Карета, запряженная шестеркой еще вполне бодрых, но несколько облезлых кляч, тронулась по Петергофскому шоссе, держа путь на Ямбург. Два пассажира дремали внутри, два — снаружи, на высокой скамеечке, скрытые, впрочем, от мелькавших красот северной природы кожаной занавеской. Кондуктор время от времени трубил над ухом в рожок, и тогда все четверо дремавших приоткрывали кто — один глаз, а кто оба глаза, произносили невнятное ругательство, мысленно проклиная и рожок, и жесткую скамейку, и погоду: дул сильный ветер с моря, и медленно бегущее время разматывало все тот же перед глазами плоский, туманный горизонт.

Внутри кареты сидели два немецких купца, ехавшие в Гамбург и Магдебург. На скамеечке, подле кондуктора — Бородин и некий молодой, подающий надежды ботаник. На шестые сутки, в Кенигсберге, наконец, все четверо сели в вагон железной дороги, а когда настал час разлуки, то даже как-то жаль было расставаться со спутниками, с которыми было выпито не мало кюммелю и съедено все, что было дано в дорогу «тетушкой» и «маменькой» (маменькой Бородин называл ту самую горничную, которая была взята в дом для его молодости).

Съедено, выпито, спето немало (в четыре голоса) немецких песен. Рассказана была друг другу вся жизнь. Ему рассказывать было нечего, жизни он, в сущности, еще и не видел, но ему было весело думать, что она впереди. Он теперь, ординатор Второго сухопутного военного госпиталя, ехал в Гейлельберг усовершенствовать свои познания в химии.

Профессор Зинин куда больше него заботился о его будущем. Его увлечение медициной смущало Зинина — он возлагал на Бородина большие надежды; в Гейдельберг он посылал его, считая, что Менделеев и Сеченов, молодые химики, близкие друзья Бородина, сумеют его целиком завязать в узел своих работ, оторвав его от практической медицины. Если бы Зинин знал! Но что же именно? Ведь Бородин и сам еще ничего не знал о себе, только то, пожалуй, что было еще что-то третье, что отчасти

мешало

и химии, и медицине. Это третье называлось «любимым досугом» — да, да, только и всего, но без него ужасно как тошна становилась его молодая, счастливая, какая-то гладкая жизнь. «Любимый досуг» не мог, конечно, стать делом его жизни: десять лет потрачено на другое, и что люди скажут? Ему 25, его уже знают в Париже, в Генуе, о Германии нечего и говорить. Его работами над бензоиланилидом заинтересовался недавно сам Шюценберг. «Любимый досуг» должен остаться досугом, но отчего так тревожит мысль, что не все рассуждают, как он, что есть люди, которые ломают судьбу, губят «карьеру» ради этого «досуга», делают его целью всего?

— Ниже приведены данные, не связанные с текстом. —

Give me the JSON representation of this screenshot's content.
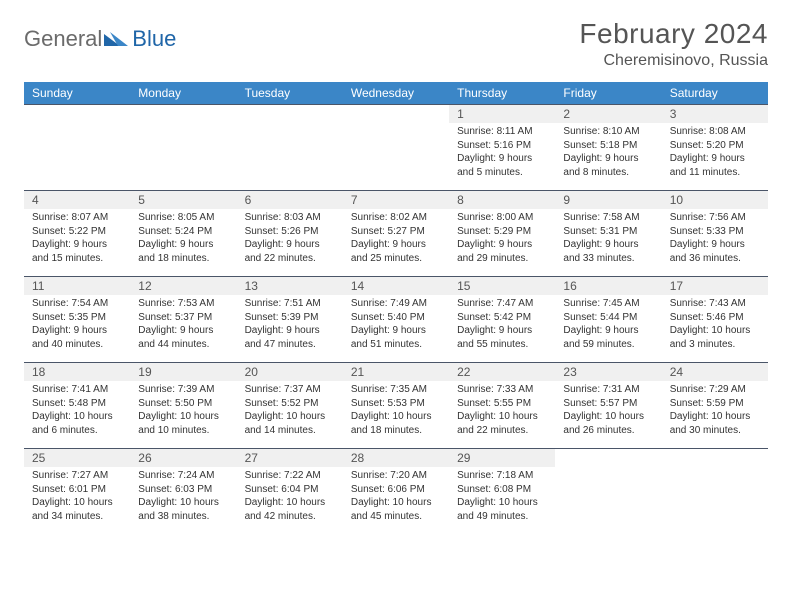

Тревожит мысль, не дает спокойно думать о гейдельбергском будущем ни в мальпосте, ни в поезде. Не зависть — этого греха он не знает, да и кому может он завидовать? — но какая-то смесь смятения, недоумения охватывает его при воспоминании об одной встрече (в гостях у доктора артиллерийского училища Ивановского), вернее — о двух встречах с одним офицериком. Никогда никто не говорил с ним так о музыке, вообще так не говорил, не играл ему такого, не смотрел так странно мимо него, словно зная что-то, чего он не знает.